Notice that the GPU is actually slower than the CPU when only presented with one query at a time. One reason is because GPUs are more efficient at performing matrix-matrix multiplication (multiple query vectors against the dataset) than they are at performing vector-matrix multiplication (a single query vector against the dataset).

Also notice how the GPU implementation is relatively unaffected by the value of k, whereas scikit-learn performance decreases with larger values of k. The scikit-learn behavior suggests that they might be optimizing the sorting technique based on the value of k.

The Nearist hardware also is relatively unaffected by the value of k; this is due to efficient parallelization of the sorting process in the Nearist architecture. Increasing k does increase the Nearist latency, but the effect is only on the order of a few milliseconds, and so it isn’t visible here.

Throughput Measurements

The next table shows the average throughput (in queries per second) achieved by each of the different platforms when presented with an input batch of 100 query vectors.

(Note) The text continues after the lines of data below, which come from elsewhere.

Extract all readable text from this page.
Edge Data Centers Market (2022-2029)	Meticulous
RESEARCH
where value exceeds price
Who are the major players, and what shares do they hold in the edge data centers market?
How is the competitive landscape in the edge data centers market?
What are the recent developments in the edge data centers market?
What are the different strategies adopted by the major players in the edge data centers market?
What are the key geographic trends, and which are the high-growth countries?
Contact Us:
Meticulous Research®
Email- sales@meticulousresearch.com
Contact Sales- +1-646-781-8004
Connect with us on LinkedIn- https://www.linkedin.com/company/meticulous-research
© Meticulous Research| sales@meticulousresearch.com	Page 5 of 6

The throughput tends to be higher than just 1 / latency. This is because the PC, GPU, and Nearist hardware all have the ability to process multiple queries in parallel to varying degrees. The throughput is reported as the average number of queries per second (calculated as 100 queries / total processing time).

The measurements are all averaged over 5 runs.

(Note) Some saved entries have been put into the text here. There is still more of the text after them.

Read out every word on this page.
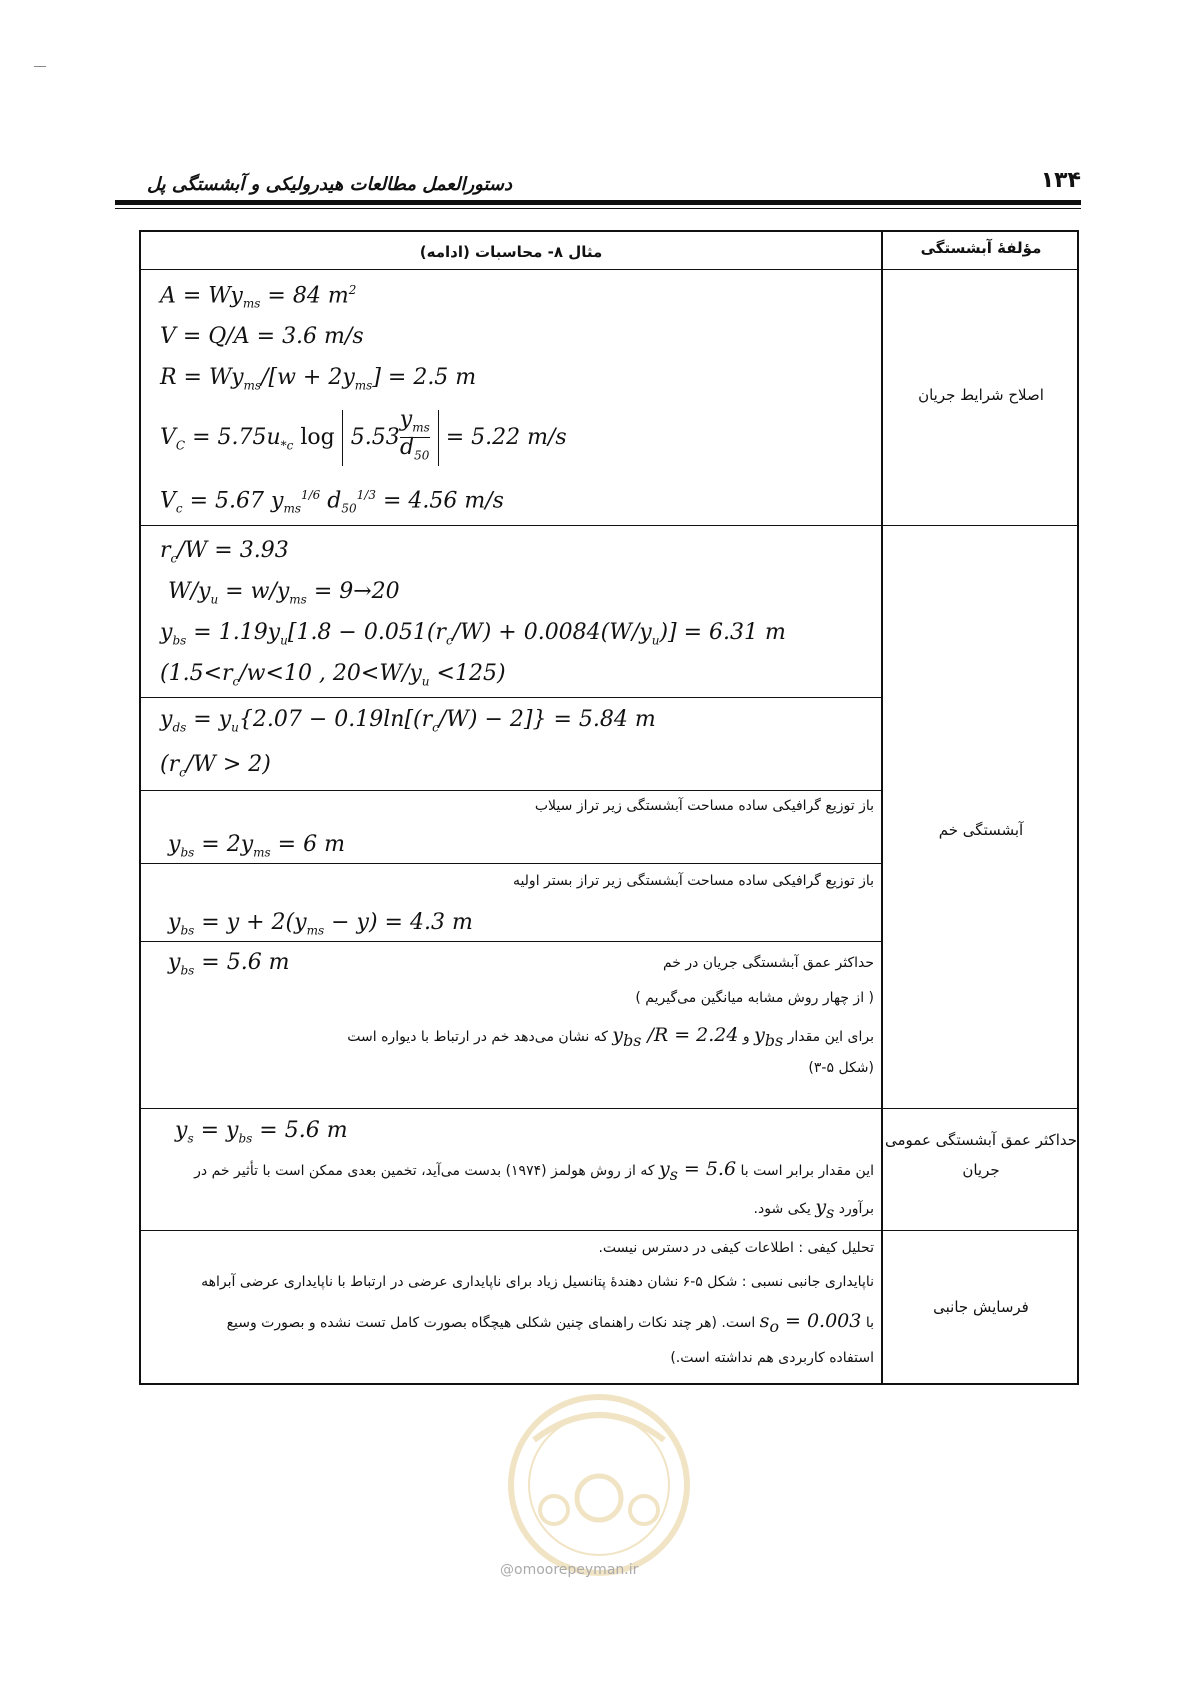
۱۳۴
دستورالعمل مطالعات هیدرولیکی و آبشستگی پل
مؤلفهٔ آبشستگی
مثال ۸- محاسبات (ادامه)
اصلاح شرایط جریان
$A = Wy_{ms} = 84$ $m^2$
V = Q/A = 3.6 m/s
$R = Wy_{ms}/[w + 2y_{ms}] = 2.5$ m
$V_C = 5.75u_{*c}$ log 5.53
$y_{ms}$
$d_{50}$
= 5.22 m/s
$V_c = 5.67$ $y_{ms}^{1/6}$ $d_{50}^{1/3} = 4.56$ m/s
آبشستگی خم
$r_c/W = 3.93$
$W/y_u = w/y_{ms} = 9\to 20$
$y_{bs} = 1.19y_u[1.8 - 0.051(r_c/W) + 0.0084(W/y_u)] = 6.31$ m
($1.5<r_c/w<10$ , $20<W/y_u <125$)
$y_{ds} = y_u\{2.07 - 0.19\ln[(r_c/W) - 2]\} = 5.84$ m
$(r_c/W > 2)$
باز توزیع گرافیکی ساده مساحت آبشستگی زیر تراز سیلاب
$y_{bs} = 2y_{ms} = 6$ m
باز توزیع گرافیکی ساده مساحت آبشستگی زیر تراز بستر اولیه
$y_{bs} = y + 2(y_{ms} - y) = 4.3$ m
$y_{bs} = 5.6$ m	حداکثر عمق آبشستگی جریان در خم
( از چهار روش مشابه میانگین می‌گیریم )
برای این مقدار $y_{bs}$ و $y_{bs}$ /R = 2.24 که نشان می‌دهد خم در ارتباط با دیواره است
(شکل ۵-۳)
حداکثر عمق آبشستگی عمومی جریان
$y_s = y_{bs} = 5.6$ m
این مقدار برابر است با $y_s = 5.6$ که از روش هولمز (۱۹۷۴) بدست می‌آید، تخمین بعدی ممکن است با تأثیر خم در
برآورد $y_s$ یکی شود.
فرسایش جانبی
تحلیل کیفی : اطلاعات کیفی در دسترس نیست.
ناپایداری جانبی نسبی : شکل ۵-۶ نشان دهندهٔ پتانسیل زیاد برای ناپایداری عرضی در ارتباط با ناپایداری عرضی آبراهه
با $s_o = 0.003$ است. (هر چند نکات راهنمای چنین شکلی هیچگاه بصورت کامل تست نشده و بصورت وسیع
استفاده کاربردی هم نداشته است.)
@omoorepeyman.ir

Throughput in queries / second

scikit-learn GPU Nearist
K = 1 26.15 25.74 94.12
K = 10 10.51 26.32 94.12
K = 100 6.61 20.40 94.12

The throughput numbers show the same behaviors surrounding the value of k, with the CPU performance being the most impacted by the value of k.

This is also where we start to see the GPU outperforming the CPU, when it is able to operate on more query vectors simultaneously.

Conclusions

The Nearist prototype board only has 1/10th of the performance of the production version, but already shows a more than 10x improvement over the CPU in throughput and latency for k-NN with k=100. Against the GPU, the Nearist prototype board has more than 20x better latency, and more than 4x greater throughput at k=100.

In the coming months, we will update this post with GPU measurements using both chips on the Tesla K80 card (which should give a roughly 2x improvement), and we’ll also update the Nearist results using the full-performance production card (which should give roughly a 10x improvement).

In our next benchmarking post, we will look at a classification task which will allow us to compare accuracy in addition to the throughput and latency. We will also add results using the Annoy library in Python, which uses approximate nearest neighbor techniques.